COLBY: I see two. One is refundings and the other is tax reform, which was at the heart of the market’s move in November and December.
Whether some type of tax reform can take place in the next 90 or 100 days is certainly open to question. The potential for a change in corporate and individual tax rates is a big wild card. And if interest rates remain relatively stable in the current low-rate environment, there could be plenty of refundings — which would add to muni supply — even if the Fed raises the Fed funds rate in March or May by 25 or 50 basis points. This creates some balance between inflows and the supply-demand equation and augurs well for muni performance through the first half of the year.
The above graph shows the total issuance of municipal bonds (XMPT) over the last two decades. As you can see, municipal bond issuance has been rising over the last few years. More refundings would cause the supply to rise further. But as we mentioned in the previous part of this series, demand for municipal bonds, especially from foreign investors, is likely to put a floor on municipal bond prices.
As interest rates begin to rise, bond investors look to diversify their portfolios to mitigate the interest rate risk. The above graph compares the returns on Treasuries and municipal bonds in past periods of rate hikes.
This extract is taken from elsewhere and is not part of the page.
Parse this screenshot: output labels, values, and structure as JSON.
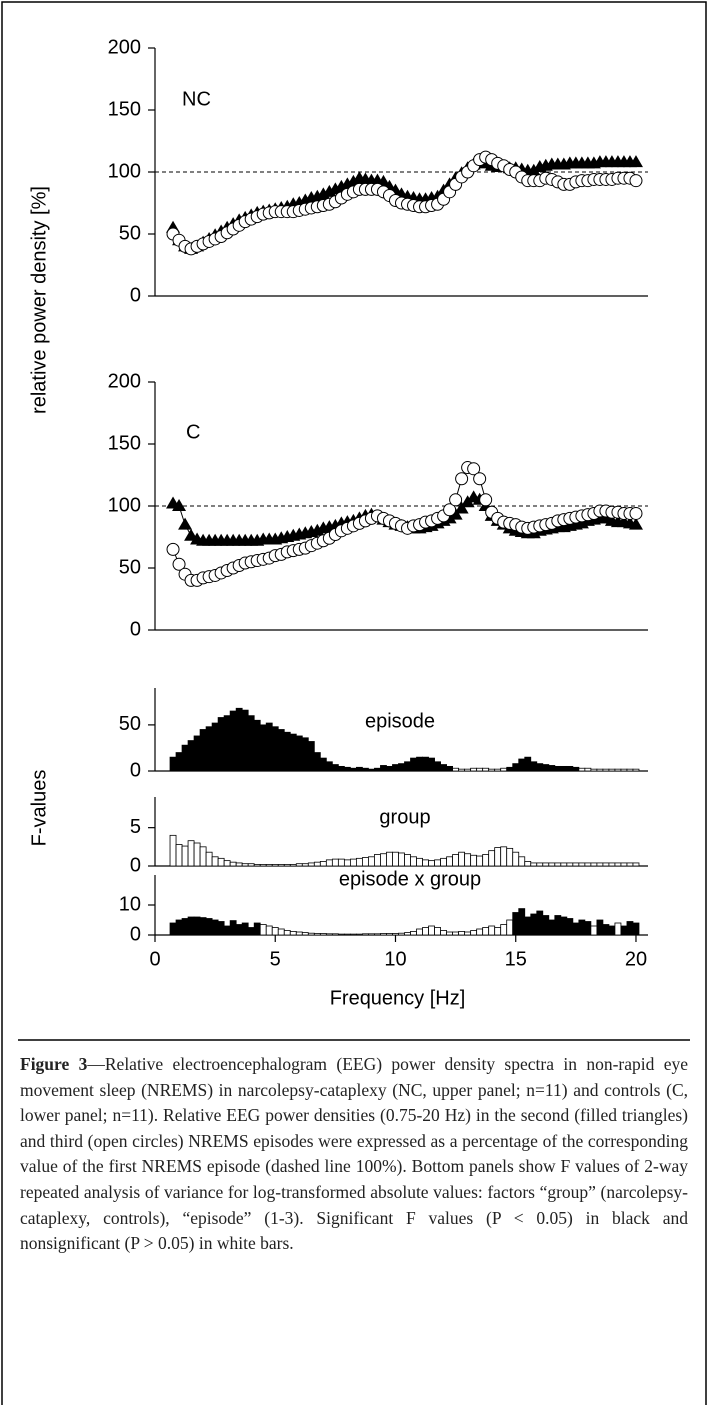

While Treasuries (IEF) underperformed when rates rose, AAA-rated and BBB-rated municipal bonds saw solid returns.
During those same periods, BBB-rated municipal bonds outperformed AAA-rated municipal bonds. That’s because rates usually rise when the economy is improving. Better economic conditions lead to better revenues for companies with lower credit quality. So lower-rated municipal bonds could be an option to consider as rates rise. While high-yield corporate bonds (HYG) also perform well when rates rise, their valuations seem slightly rich after last year’s outperformance.